Come spiegherebbe il Dr. Marescotti che contro questa riforma si è scagliato un bel pezzo del mondo produttivo, che sta remando contro in ogni modo? I peggiori inquinatori stanno guardando con grande preoccupazione a questo testo, lanciando gli stessi strali accennati del Dr. Marescotti nel suo post. Anzi, verrebbe semmai da chiedere al presidente di Peacelink se è soddisfatto di trovarsi dalla stessa parte della barricata con i peggiori inquinatori seriali, quelli che fino oggi si sono serviti dello scarso livello di tutela penale ambientale per scaricare i costi sui territori e sulle popolazioni.

Non rispondiamo invece alle squalide insinuazione e alla totale mancanza di rispetto degli altri di cui è farcito il post del Dr. Marescotti, che attengono alla sua personale cifra morale e professionale, sulla quale non abbiamo alcuna intenzione di entrare.
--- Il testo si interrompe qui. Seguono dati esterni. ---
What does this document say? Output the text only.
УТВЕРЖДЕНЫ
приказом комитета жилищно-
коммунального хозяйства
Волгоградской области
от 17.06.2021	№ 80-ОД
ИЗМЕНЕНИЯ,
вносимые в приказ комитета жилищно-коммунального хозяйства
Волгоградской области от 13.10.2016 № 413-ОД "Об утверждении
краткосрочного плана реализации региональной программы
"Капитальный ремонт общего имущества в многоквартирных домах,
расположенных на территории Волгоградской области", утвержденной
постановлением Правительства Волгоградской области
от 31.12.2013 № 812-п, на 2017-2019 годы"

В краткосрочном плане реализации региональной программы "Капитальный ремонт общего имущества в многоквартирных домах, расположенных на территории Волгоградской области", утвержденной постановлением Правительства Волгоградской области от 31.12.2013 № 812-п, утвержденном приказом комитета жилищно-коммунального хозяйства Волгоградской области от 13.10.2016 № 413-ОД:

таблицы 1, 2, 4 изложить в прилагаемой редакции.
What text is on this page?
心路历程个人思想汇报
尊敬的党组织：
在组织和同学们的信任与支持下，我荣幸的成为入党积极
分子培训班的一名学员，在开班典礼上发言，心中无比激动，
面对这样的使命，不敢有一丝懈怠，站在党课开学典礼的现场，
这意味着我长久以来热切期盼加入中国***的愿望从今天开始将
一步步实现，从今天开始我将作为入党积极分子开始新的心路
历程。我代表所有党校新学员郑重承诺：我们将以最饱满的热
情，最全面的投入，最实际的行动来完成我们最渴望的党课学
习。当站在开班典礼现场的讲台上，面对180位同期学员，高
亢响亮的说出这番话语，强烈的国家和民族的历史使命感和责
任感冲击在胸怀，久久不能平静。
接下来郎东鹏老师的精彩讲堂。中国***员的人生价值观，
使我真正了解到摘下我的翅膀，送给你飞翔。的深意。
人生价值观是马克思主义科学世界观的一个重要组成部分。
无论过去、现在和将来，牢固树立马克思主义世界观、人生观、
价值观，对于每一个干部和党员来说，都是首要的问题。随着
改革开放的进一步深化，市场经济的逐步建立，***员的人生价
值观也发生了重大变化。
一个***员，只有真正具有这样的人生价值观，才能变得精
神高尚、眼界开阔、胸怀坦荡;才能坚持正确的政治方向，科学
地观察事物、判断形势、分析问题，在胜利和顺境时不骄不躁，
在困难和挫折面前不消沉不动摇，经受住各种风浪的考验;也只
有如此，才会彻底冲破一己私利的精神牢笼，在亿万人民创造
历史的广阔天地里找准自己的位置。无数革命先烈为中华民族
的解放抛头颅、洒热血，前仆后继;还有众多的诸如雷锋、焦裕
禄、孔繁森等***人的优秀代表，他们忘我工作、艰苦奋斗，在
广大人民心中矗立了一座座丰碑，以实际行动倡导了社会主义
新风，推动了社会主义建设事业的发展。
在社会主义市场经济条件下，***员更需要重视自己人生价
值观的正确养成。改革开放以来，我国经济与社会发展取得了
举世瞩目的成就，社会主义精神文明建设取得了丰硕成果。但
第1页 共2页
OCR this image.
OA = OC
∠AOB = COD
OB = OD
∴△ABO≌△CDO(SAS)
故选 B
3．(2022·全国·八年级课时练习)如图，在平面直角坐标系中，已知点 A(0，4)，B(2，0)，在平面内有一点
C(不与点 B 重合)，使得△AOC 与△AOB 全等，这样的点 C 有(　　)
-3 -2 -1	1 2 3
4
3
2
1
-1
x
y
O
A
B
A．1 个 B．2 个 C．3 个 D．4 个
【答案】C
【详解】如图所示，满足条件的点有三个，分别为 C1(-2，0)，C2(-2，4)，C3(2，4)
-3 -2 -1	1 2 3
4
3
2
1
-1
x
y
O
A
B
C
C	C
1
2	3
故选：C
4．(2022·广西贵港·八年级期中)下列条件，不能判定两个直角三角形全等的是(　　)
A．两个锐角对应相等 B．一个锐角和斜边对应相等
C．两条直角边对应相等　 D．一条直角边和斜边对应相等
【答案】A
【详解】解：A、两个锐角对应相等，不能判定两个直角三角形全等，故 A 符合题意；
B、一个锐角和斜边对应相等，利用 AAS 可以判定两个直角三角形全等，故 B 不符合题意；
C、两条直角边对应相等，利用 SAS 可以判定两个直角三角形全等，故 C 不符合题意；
Rimane il fatto che la nostra azione politica, con tutti i suoi limiti, è tesa esclusivamente all’interesse collettivo, che è quello di avere una maggiore tutela penale dell’ambiente. Un’azione che conduciamo da sempre con uno spirto collaborativo, a-ideologico e realistico. Non ci piacciono la gare a chi è il più bravo e probo di tutti. Sotto questo aspetto, lasceremmo volentieri lo scettro del più intelligente e probo di tutti al Presidente Marescotti in cambio di questa minima riforma del diritto penale in campo ambientale. Vorremmo, molto semplicemente, che chi inquina paghi e non la faccia franca nelle aule di giustizia, come accade oggi. Quindi favorevoli a tutte le critiche propositive (non ce n’è traccia nel post del Dr. Marescotti, a differenza invece di un analogo post sempre su Il Fatto quotidiano pubblicato negli stessi giorni dall’avvocato Stefano Palmisano, nella sostanza favorevole alla riforma), rigettiamo tutto il resto.